Tenho dois, poderia ter vinte, o medo que tive no primeiro, não se dissipou em nada com o segundo, pelo contrário, exponenciou-se, porque todos os perigos não recebem desconto do tempo. Nada disto é coisa de lana-caprina. Faz-nos mais exigentes, mais musculados, menos focados nas ninharias e mesmo assim totalmente exaustos. A protecção nunca termina, erra, mas nunca desiste. Falha, mas nunca nos frustra muito além do ponto de não retorno, é um motor perpétuo. - E depois, acontece-nos o inesperado. - O meu filho (o mais velho), fez-me ser avô sem que eu tivesse voz na matéria, e de repente, retorno vinte anos atrás nos meus medos. Com a ideia de que se me esgotaram todas as reservas, e de que todas as partihas de terror já se haviam fechado no seu desígnio, vejo-me recuado e aflito novamente, atirado ao dobrado da paternidade onde só me apetece duplicar esforços para salvaguardar esta criaturinha, este neto. Uma palavra que nunca mais esqueci.

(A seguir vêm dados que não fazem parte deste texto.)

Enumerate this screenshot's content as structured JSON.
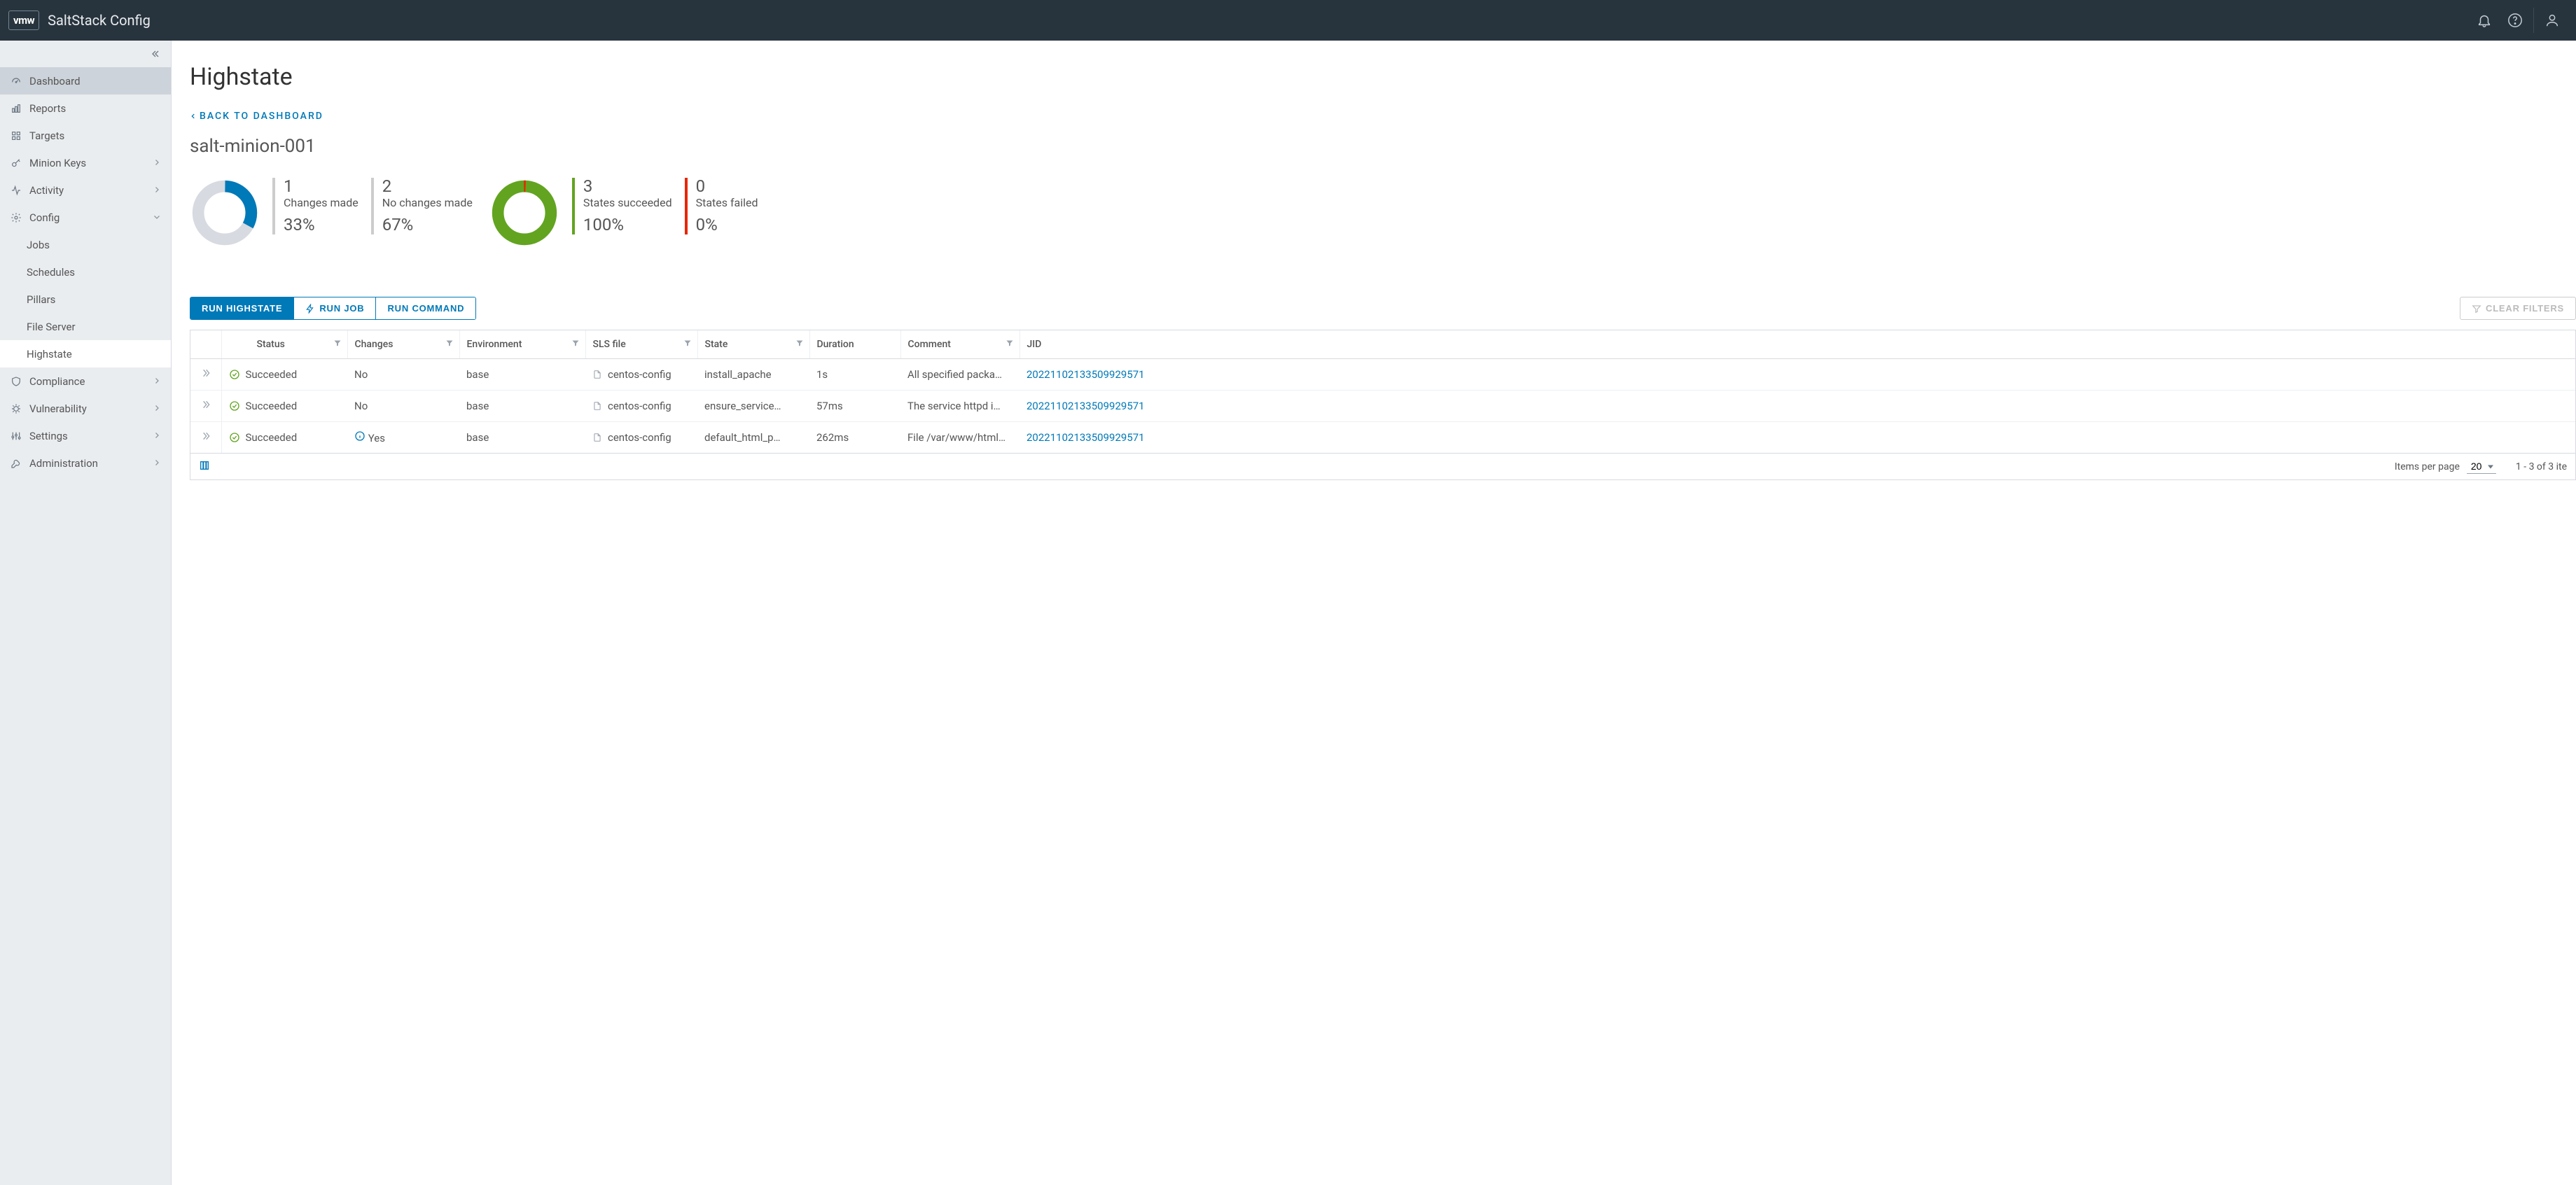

De facto, este espanto surgiu-me pela primeira vez junto com o outro que já me era conhecido, e o segundo fazia-se mais de filho na minha frente muito por causa do primeiro. Ia puxando pelos sorrisos inequívocos e pelas palavras certas para se sentir mais meu filho do que pai. Todo o seu corpo parecia invadido pela angústia. E foi aqui que percebi, e pus-lhe a mão aberta diante do peito a fazer de parede suficiente forte para os três; o meu filho sentia o mesmo medo que eu, e, como há vinte anos eu não soube, ele também não sabia a que este se devia. Achei precioso. Entre estes dois momentos, a força da viagem inteira surgia-me com mais nitidez.
O que acontecera subitamente, dera-se tão depressa que ele nem sequer tivera tempo de se dar conta do que se estava a passar. Ali, na nossa frente, deitado no seu colo, o medo mexia-se às escondidas e foi como se uma sintonia automática nos ajustasse aos três. O amor escolheu juntar-nos novamente a uma Terça e o resto do futuro seriam mais dias cheios de pulsações.